Allez, mangez de mon pain, buvez du vin que j’ai mêlé.
Abandonnez la niaiserie et vous vivrez ! 
Puis, marchez dans la voie de l’intelligence 62.

Conclusion sur une « leçon d’humanité »

133Voilà sans doute la leçon que Steen nous invite à tirer de notre passage visuel par sa remarquable « Scène du monde » – cet espace virtuellement théâtral, concentrant symboliquement les principaux vices et dérèglements d’une vie humaine trop oublieuse de son Créateur.

134Enfant de son Siècle, Néerlandais des Provinces-Unies, catholique en terre calviniste, nous le savons soucieux de se faire le porte-parole d’une société toute entière, à l’écoute d’un marché de l’art essentiellement protestant et citadin, friand d’innovations esthétiques et redoutablement moralisateur. Au risque, pourrait-on penser, de trahir ses propres convictions, sa propre sensibilité religieuse, voire son propre goût de la liberté et de l’insolence.

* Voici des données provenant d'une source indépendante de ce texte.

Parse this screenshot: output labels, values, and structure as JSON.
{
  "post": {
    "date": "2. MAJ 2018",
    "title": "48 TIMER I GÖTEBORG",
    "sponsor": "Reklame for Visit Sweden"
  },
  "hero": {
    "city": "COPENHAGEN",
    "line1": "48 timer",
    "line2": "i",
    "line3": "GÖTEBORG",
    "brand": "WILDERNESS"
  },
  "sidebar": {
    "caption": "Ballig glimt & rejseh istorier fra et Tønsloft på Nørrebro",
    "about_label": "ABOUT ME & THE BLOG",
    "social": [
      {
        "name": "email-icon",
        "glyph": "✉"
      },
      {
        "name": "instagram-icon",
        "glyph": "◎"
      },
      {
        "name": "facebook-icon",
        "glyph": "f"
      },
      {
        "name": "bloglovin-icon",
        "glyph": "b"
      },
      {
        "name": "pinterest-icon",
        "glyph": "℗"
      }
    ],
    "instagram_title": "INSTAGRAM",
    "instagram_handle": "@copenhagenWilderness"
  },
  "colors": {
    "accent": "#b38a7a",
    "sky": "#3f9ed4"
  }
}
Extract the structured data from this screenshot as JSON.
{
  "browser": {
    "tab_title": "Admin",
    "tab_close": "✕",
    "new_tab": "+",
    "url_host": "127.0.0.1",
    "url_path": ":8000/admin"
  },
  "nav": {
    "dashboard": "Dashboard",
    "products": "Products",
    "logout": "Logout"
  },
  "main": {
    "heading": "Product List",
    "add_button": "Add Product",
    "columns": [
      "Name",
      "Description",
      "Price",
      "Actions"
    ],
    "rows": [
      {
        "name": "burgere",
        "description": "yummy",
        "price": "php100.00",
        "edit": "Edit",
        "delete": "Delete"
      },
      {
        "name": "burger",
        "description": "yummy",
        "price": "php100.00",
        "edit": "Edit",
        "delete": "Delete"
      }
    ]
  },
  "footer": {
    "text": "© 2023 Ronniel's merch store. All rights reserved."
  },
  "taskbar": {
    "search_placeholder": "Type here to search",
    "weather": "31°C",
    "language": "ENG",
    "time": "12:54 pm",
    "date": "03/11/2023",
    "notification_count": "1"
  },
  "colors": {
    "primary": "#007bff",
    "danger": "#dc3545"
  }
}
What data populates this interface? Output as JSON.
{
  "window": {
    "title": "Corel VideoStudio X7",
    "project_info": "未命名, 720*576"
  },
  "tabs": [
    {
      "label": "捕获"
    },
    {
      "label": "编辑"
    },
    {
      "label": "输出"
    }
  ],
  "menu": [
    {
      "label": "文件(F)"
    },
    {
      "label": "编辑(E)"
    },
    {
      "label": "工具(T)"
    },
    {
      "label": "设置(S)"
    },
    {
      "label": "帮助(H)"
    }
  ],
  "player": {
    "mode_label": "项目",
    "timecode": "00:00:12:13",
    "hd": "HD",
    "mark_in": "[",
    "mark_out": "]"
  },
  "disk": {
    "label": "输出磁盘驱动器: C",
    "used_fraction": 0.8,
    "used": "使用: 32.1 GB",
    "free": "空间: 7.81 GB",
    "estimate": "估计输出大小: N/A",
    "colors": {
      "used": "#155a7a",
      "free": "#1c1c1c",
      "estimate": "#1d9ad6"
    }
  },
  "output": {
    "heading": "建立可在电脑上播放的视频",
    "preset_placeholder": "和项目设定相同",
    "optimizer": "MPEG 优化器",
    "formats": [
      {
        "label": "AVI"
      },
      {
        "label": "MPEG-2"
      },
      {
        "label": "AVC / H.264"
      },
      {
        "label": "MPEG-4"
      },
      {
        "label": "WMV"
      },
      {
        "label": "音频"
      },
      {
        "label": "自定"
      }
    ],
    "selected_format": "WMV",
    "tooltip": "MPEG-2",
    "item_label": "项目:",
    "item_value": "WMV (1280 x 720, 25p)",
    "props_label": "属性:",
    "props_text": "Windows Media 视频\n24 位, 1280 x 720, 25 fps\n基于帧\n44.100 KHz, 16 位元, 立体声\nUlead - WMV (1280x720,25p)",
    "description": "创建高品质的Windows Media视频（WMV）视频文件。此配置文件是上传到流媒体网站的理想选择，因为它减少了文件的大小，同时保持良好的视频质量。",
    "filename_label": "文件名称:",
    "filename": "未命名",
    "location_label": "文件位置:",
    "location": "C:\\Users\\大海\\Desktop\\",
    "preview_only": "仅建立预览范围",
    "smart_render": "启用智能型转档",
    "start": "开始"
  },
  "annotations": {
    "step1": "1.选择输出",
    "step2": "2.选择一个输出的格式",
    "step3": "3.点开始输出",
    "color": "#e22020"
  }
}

135Pourtant, à en croire « Het toneel van de wereld » et tant d’autres de ses œuvres, il n’en est rien.

136En dépit d’un paradoxe apparent, la stricte morale calviniste, dont il s’emploie, par un opportunisme bien senti, à retranscrire l’esprit sur sa toile, paraît fort bien s’accommo­der de ses représentations licencieuses et grivoises. Pour autant, certes, que notre Hollandais, sur le principe des exempla contraria et à l’unisson de la littérature emblématique moralisatrice de son temps, s’applique à n’œuvrer qu’à fin didactique et à ne concevoir l’agréable et l’humour qu’en vecteurs de l’utile.

137Ainsi sera née une œuvre programmatique tout à la fois légère, plaisante et fondamentalement grave.

138Dans cette gravité, nous avons su reconnaître l’empreinte du calvinisme culturel hollandais. Fallait-il percevoir derrière l’esprit de dérision du Maître ce reliquat de catholicisme atavique que d’aucuns pensent aujourd’hui devoir mettre en lumière ?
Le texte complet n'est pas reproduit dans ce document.